What will Cardinal Dolan’s role be in the run-up to November elections?
Although the Democratic Party does not include Timothy Cardinal Dolan’s benediction on its official convention website this week, the powerful closing prayer from Charlotte Thursday has sent out powerful political shockwaves.
In closing the Democratic National Convention, the prayer of the Roman Catholic Archbishop of New York had a not-so-subtle appeal for the sanctity of life and for traditional marriage. In so doing, Cardinal Dolan directly challenged the Democratic Party’s platform planks — not to mention many prime-time speakers during the week — supporting “a woman’s right to choose” and, for the first time, gay marriage.
Now the questions start. Will His Eminence actually speak out in favor of the Romney-Ryan ticket in the fall? Will Cardinal Dolan follow the advice of a petition drive by many Roman Catholics and uninvite President Obama to the Alfred E. Smith banquet in New York this October, the largest event for Catholic charity in the nation?
In a benediction quite similar to that with which he closed the Republican National Convention in Tampa a week earlier, Cardinal Dolan said before Democrats in Charlotte Thursday: “Thus do we praise you for the gift of life. Grant us to defend it. Life, without which no other rights are secure. We ask your benediction on those waiting to be born, that they may be welcomed and protected.”
In an obvious reference to traditional marriage, Dolan went on to say in his benediction: “Show us anew that happiness is found only in respecting the laws of nature and of nature’s God. Empower us with your grace, so that we might resist the temptation to replace the moral law with idols of our own making, or to remake those institutions you have given us for the nurturing of life and community.”
Following the news that Cardinal Dolan would deliver the closing prayer at the Republican National Convention, His Eminence came under criticism from such outlets as the liberal Catholic publication America for appearing to favor one party over another.

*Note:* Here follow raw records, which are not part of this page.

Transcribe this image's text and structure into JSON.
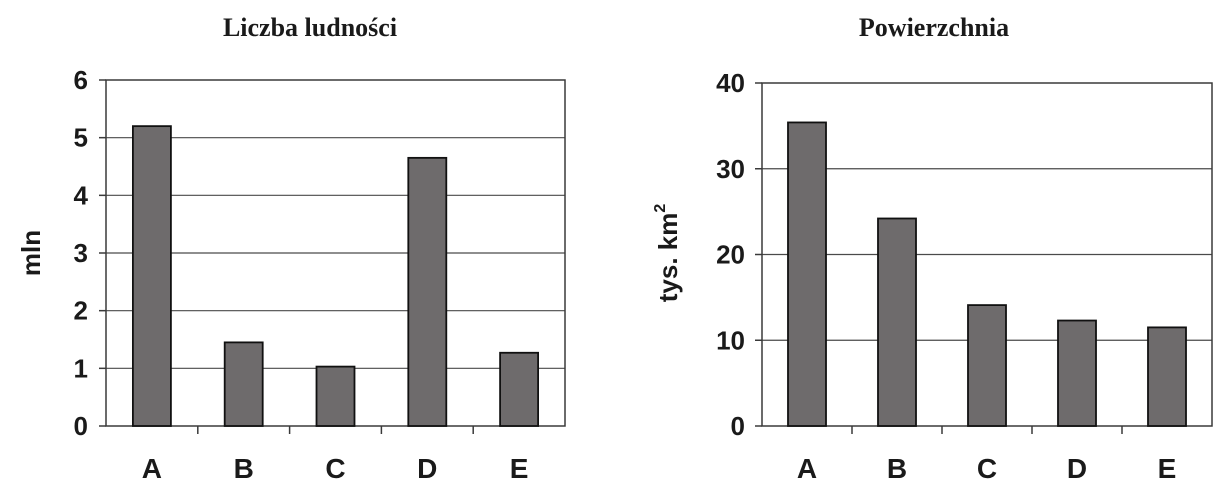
{
  "chart_data": [
    {
      "type": "bar",
      "title": "Liczba ludności",
      "ylabel": "mln",
      "categories": [
        "A",
        "B",
        "C",
        "D",
        "E"
      ],
      "values": [
        5.2,
        1.45,
        1.03,
        4.65,
        1.27
      ],
      "ylim": [
        0,
        6
      ],
      "yticks": [
        0,
        1,
        2,
        3,
        4,
        5,
        6
      ],
      "grid": true,
      "bar_color": "#6e6b6c"
    },
    {
      "type": "bar",
      "title": "Powierzchnia",
      "ylabel": "tys. km",
      "ylabel_superscript": "2",
      "categories": [
        "A",
        "B",
        "C",
        "D",
        "E"
      ],
      "values": [
        35.4,
        24.2,
        14.1,
        12.3,
        11.5
      ],
      "ylim": [
        0,
        40
      ],
      "yticks": [
        0,
        10,
        20,
        30,
        40
      ],
      "grid": true,
      "bar_color": "#6e6b6c"
    }
  ]
}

Dolan promptly announced he would be in Charlotte to deliver the benediction right after President Obama’s acceptance speech.
But the involvement of leaders of the Roman Catholic Church in U.S. politics is not new. New York’s Cardinal John O’Connor requested President Bill Clinton not attend the Alfred E. Smith dinner in 1996, as did Cardinal Edward Egan of New York with Democratic presidential nominee John Kerry in 2004. In both cases, the reason for the “please don’t come” signal was the pro-abortion stands of the Democratic nominees.
In 1988, Archbishop John F. Whealon of Hartford, Conn. announced he was ending his lifelong affiliation with the Democratic Party over the abortion issue and voting for Republican George H.W. Bush over Democrat Michael Dukakis.
Just what Cardinal Dolan will do next and how far he will go in what is shaping up as a clash between the White House and the Roman Catholic Church will be one of the most intriguing side stories of the 2012 campaign.